Natalia Botata est enfant unique. En Russie, elle n’a que sa mère et sa grand-mère, qu’elle a laissées derrière elle pour venir s‘installer au Québec. Mariée en 2000 avec Jean-Emmanuel Botata, Natalia donnera naissance à deux enfants, un garçon de six ans et une fillette de huit ans au moment du départ.

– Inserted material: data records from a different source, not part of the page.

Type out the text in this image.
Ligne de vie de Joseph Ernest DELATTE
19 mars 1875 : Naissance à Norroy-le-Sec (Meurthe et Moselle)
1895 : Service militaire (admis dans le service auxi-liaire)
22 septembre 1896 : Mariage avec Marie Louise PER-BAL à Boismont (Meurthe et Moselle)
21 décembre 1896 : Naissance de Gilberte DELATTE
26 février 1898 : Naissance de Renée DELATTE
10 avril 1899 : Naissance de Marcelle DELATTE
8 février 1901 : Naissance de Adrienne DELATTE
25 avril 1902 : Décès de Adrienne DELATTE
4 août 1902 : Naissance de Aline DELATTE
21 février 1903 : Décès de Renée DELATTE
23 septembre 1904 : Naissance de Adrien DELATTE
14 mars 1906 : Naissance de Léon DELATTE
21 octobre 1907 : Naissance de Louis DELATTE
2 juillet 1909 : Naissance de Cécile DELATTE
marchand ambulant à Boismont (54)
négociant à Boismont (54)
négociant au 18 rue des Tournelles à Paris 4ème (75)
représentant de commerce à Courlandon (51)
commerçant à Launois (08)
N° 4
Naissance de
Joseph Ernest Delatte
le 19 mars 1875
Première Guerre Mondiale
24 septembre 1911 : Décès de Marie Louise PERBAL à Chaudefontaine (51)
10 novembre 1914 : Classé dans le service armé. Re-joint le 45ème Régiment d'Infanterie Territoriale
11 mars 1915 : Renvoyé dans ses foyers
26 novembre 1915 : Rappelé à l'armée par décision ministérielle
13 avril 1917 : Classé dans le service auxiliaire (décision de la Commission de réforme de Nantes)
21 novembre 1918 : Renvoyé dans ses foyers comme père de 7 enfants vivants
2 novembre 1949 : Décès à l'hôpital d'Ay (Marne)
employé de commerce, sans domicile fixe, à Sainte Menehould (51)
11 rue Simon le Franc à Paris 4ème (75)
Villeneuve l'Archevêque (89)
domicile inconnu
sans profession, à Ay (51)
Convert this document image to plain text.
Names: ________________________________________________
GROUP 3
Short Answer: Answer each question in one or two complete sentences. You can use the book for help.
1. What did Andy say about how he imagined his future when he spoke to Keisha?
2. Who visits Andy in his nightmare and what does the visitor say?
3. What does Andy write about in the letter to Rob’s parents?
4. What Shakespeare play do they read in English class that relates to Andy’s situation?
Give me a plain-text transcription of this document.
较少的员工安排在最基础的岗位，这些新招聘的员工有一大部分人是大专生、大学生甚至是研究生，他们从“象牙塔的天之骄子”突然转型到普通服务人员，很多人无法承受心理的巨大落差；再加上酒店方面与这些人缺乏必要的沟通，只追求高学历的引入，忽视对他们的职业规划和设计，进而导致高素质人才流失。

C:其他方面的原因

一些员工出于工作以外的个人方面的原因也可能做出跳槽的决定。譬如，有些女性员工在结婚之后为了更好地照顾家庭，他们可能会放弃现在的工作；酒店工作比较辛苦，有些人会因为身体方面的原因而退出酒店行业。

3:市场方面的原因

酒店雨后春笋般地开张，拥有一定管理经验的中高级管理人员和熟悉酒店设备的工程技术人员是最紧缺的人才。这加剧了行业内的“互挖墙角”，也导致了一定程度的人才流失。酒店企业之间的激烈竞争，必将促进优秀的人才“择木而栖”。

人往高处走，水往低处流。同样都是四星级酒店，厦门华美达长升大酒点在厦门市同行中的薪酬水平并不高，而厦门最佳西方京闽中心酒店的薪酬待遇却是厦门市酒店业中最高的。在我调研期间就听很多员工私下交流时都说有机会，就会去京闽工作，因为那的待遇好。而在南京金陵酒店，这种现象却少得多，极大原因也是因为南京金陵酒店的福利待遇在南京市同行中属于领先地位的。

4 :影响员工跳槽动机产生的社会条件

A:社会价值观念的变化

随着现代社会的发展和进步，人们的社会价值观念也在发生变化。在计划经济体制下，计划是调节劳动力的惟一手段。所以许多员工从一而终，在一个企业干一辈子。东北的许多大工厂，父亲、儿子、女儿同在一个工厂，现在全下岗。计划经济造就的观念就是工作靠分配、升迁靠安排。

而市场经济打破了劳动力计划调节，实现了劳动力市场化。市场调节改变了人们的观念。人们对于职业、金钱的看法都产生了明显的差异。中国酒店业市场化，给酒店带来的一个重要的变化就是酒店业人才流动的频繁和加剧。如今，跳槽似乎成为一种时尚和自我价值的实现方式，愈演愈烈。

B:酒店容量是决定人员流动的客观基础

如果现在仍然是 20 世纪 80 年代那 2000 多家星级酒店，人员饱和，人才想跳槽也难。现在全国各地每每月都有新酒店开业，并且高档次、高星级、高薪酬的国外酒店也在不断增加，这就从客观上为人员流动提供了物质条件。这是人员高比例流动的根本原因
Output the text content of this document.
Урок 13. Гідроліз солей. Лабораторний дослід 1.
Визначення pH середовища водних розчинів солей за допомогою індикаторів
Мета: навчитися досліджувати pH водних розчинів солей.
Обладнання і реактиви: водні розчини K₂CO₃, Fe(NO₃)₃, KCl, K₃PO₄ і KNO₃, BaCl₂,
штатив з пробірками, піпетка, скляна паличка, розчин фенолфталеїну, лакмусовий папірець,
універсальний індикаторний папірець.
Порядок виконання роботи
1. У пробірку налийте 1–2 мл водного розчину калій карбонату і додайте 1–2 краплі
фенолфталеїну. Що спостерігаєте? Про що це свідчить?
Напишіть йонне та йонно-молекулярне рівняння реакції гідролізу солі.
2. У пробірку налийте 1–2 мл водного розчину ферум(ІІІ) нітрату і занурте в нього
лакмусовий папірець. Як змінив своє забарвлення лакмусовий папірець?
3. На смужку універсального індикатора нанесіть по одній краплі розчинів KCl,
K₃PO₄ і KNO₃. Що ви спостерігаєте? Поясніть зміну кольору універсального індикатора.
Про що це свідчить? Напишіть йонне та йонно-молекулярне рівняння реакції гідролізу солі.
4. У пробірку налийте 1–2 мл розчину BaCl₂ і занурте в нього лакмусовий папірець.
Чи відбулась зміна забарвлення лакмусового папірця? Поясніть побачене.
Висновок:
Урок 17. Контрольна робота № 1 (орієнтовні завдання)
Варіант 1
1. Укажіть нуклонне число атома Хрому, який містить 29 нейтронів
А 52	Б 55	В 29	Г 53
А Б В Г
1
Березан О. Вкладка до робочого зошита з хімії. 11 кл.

Depuis, une deuxième petite, née à l’hôpital Pierre-Boucher, a vu le jour en 2009. Quant à son mari, la majorité des siens (une famille de 10 enfants) vit encore au Congo-Brazzaville; seul son frère est installé au Québec, à Longueuil en fait, depuis un certain temps, pour ses études.
De malheureux événements précipitent leur départ, en 2008. Natalia parle de tueries dans les rues du pays, perpétrées par des bandes de skinheads, et qui mènent, entre autres, au décès d’un camarade de son mari. « Nous avions peur pour notre sécurité – pour mon mari, et mes enfants, qui sont métis; ils étaient en minorité – alors, nous avons quitté la Russie », se souvient la dame.

« Nous allions vers l’inconnu, mais en même temps, c’était une nouvelle expérience. » -Natalia Botata

Nouvelle expérience
Ils quittent avec quelques valises seulement. « On a presque tout laissé. C’était impossible de tout apporter. Nous allions vers l’inconnu, mais en même temps, c’était une nouvelle expérience. J’avais confiance en mon mari : il prend de bonnes décisions. Puis sur place, nous avions le soutien de son frère, chez qui nous avons habité les premiers temps. »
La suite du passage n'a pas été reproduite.